The rare circumstances are an amnesty, which can be called at will by (iirc) the US AG, or the Dir of BATFE, the chances of which happening approach zero.

Anyone wanna take bets that there will be an unplublished, 5 minute long amnesty window?
 
It could be dewatted, right? I mean, that destroys it as a functional weapon--and any value it might have, aside from historical--but then it could be retained by the library.

Or if the cops took it, could they not then disable it somehow and then let the library display it?


Anyway, I thought the comment by that Berg guy was interesting, and maybe not that inaccurate. After all, don't we complain that new, nontransferable MGs is relatively inexpensive, right? Cop shops and military units buy them all the time. This one is likely worth more than $500 on historical value along, but if it were transferable, MG collectors would be floating monster sums to lay hands on it.
 
The government is hell bent on preventing homeowners in many neighborhoods from renvating their own houses because of their historic value. Exchange 'house' with 'gun' and the government has a completely different tune.
Save the gun. Send it to the 82nd Airborne Museum at Fort Bragg. That was his unit and I bet that he would wish that they had it back.
 
Easiest solution:

Pass a bill that allows this particular gun to be registered.
 
Well this gun needs to be protected ASAP.

Just pass a friggin bill.


US Representative John F. Tierney

You want this piece of firearms history saved?
 
President Bush, by Executive Order, could provide for any level of legalization desired by the museum. Demilled without destroying the appearance, or even registration. From the museum's standpoint, since they're not interested in a high value (insurance premiums) or in firing it, demill would be preferable.

Art
 
Most efficient way to save it is for the BATFE to accept it as a donation to their museum. While that takes it out of the public view (this massive museum is only for BATFE use), the gun would at least survive intact. Someday that museum will be opened. Someday.
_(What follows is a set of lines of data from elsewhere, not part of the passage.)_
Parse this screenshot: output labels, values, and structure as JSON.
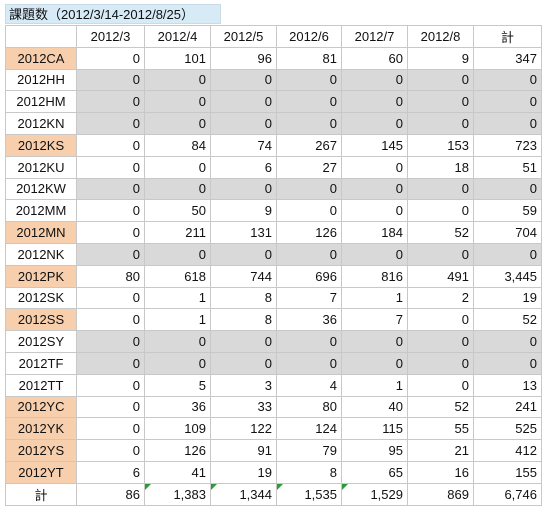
{
  "title": "課題数（2012/3/14-2012/8/25）",
  "columns": [
    "",
    "2012/3",
    "2012/4",
    "2012/5",
    "2012/6",
    "2012/7",
    "2012/8",
    "計"
  ],
  "rows": [
    {
      "label": "2012CA",
      "values": [
        "0",
        "101",
        "96",
        "81",
        "60",
        "9",
        "347"
      ],
      "peach": true,
      "gray": false
    },
    {
      "label": "2012HH",
      "values": [
        "0",
        "0",
        "0",
        "0",
        "0",
        "0",
        "0"
      ],
      "peach": false,
      "gray": true
    },
    {
      "label": "2012HM",
      "values": [
        "0",
        "0",
        "0",
        "0",
        "0",
        "0",
        "0"
      ],
      "peach": false,
      "gray": true
    },
    {
      "label": "2012KN",
      "values": [
        "0",
        "0",
        "0",
        "0",
        "0",
        "0",
        "0"
      ],
      "peach": false,
      "gray": true
    },
    {
      "label": "2012KS",
      "values": [
        "0",
        "84",
        "74",
        "267",
        "145",
        "153",
        "723"
      ],
      "peach": true,
      "gray": false
    },
    {
      "label": "2012KU",
      "values": [
        "0",
        "0",
        "6",
        "27",
        "0",
        "18",
        "51"
      ],
      "peach": false,
      "gray": false
    },
    {
      "label": "2012KW",
      "values": [
        "0",
        "0",
        "0",
        "0",
        "0",
        "0",
        "0"
      ],
      "peach": false,
      "gray": true
    },
    {
      "label": "2012MM",
      "values": [
        "0",
        "50",
        "9",
        "0",
        "0",
        "0",
        "59"
      ],
      "peach": false,
      "gray": false
    },
    {
      "label": "2012MN",
      "values": [
        "0",
        "211",
        "131",
        "126",
        "184",
        "52",
        "704"
      ],
      "peach": true,
      "gray": false
    },
    {
      "label": "2012NK",
      "values": [
        "0",
        "0",
        "0",
        "0",
        "0",
        "0",
        "0"
      ],
      "peach": false,
      "gray": true
    },
    {
      "label": "2012PK",
      "values": [
        "80",
        "618",
        "744",
        "696",
        "816",
        "491",
        "3,445"
      ],
      "peach": true,
      "gray": false
    },
    {
      "label": "2012SK",
      "values": [
        "0",
        "1",
        "8",
        "7",
        "1",
        "2",
        "19"
      ],
      "peach": false,
      "gray": false
    },
    {
      "label": "2012SS",
      "values": [
        "0",
        "1",
        "8",
        "36",
        "7",
        "0",
        "52"
      ],
      "peach": true,
      "gray": false
    },
    {
      "label": "2012SY",
      "values": [
        "0",
        "0",
        "0",
        "0",
        "0",
        "0",
        "0"
      ],
      "peach": false,
      "gray": true
    },
    {
      "label": "2012TF",
      "values": [
        "0",
        "0",
        "0",
        "0",
        "0",
        "0",
        "0"
      ],
      "peach": false,
      "gray": true
    },
    {
      "label": "2012TT",
      "values": [
        "0",
        "5",
        "3",
        "4",
        "1",
        "0",
        "13"
      ],
      "peach": false,
      "gray": false
    },
    {
      "label": "2012YC",
      "values": [
        "0",
        "36",
        "33",
        "80",
        "40",
        "52",
        "241"
      ],
      "peach": true,
      "gray": false
    },
    {
      "label": "2012YK",
      "values": [
        "0",
        "109",
        "122",
        "124",
        "115",
        "55",
        "525"
      ],
      "peach": true,
      "gray": false
    },
    {
      "label": "2012YS",
      "values": [
        "0",
        "126",
        "91",
        "79",
        "95",
        "21",
        "412"
      ],
      "peach": true,
      "gray": false
    },
    {
      "label": "2012YT",
      "values": [
        "6",
        "41",
        "19",
        "8",
        "65",
        "16",
        "155"
      ],
      "peach": true,
      "gray": false
    }
  ],
  "total": {
    "label": "計",
    "values": [
      "86",
      "1,383",
      "1,344",
      "1,535",
      "1,529",
      "869",
      "6,746"
    ],
    "flagged": [
      false,
      true,
      true,
      true,
      true,
      false,
      false
    ]
  },
  "colors": {
    "peach": "#f8cfad",
    "gray": "#d9d9d9",
    "title_bg": "#d7ebf7",
    "flag": "#2d9a3a"
  }
}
Anything else is most likely unrealistic hope which will be preceded by destruction.
 
Demill? Why?

Are the librarians going to be firing it in the bookstacks? What reasonable argument could be made to alter this historical relic in ANY way. It it magical? Is it possessed?

Federal Gun laws are completely fubar. They should be abolished or revised downwards drastically.

Bush ought to step in. While he is at it he should write a law to legalize his own illegally imported hipower Browning that he keeps in the oval office. The one that used to belong to Saddam. If Bush can ignore Federal Gun and import law, so should a few librarians.

This is nonsense, codified into Federal Law. It brings the Federal Government into non-compliance with the Constitution and makes it the focus of derision and contempt. It ought to be ended and the folks who enabled it punished.
 
Oh well, as we have seen many times, stupid gun control laws have unintended consequences.

Yes, it sucks that this historical weapon might end up in the jaws of Captain Crunch, but why should it be treated any differently from the thousands of bring back FA weapons that might still be hiding in attics throughout the land? In other words, why would this one get a pass and not the others that are historically significant simply because they were captured by GIs who are not as well known as Sgt. York?

Open the registry, or better yet, do away with it all together.
 
Unfortunately, the answer to the lead in question will probably turn out to be: Not Bloody Likely, which given their past, checkered enforcement record, and their seemingly undaunted ability Not To Learn From History, strikes one as terribly sad.
 
Selling it on the open market where it would realize maximum value? Not much hope. However I'm sure there are legal ways to get it into a museum as I been to museums displaying modern FA's that didn't even exist at the time the Federal Register was closed (1986?) so there is no way they could be on it.
Somebody should check with the Kentucky Military History Museum in Frankfort, I'm sure they would be interested. Or the National Firearms Museum....or Smithsonian. ????
Surely one or two would like to have it. And museums do have budgets to acquire new items.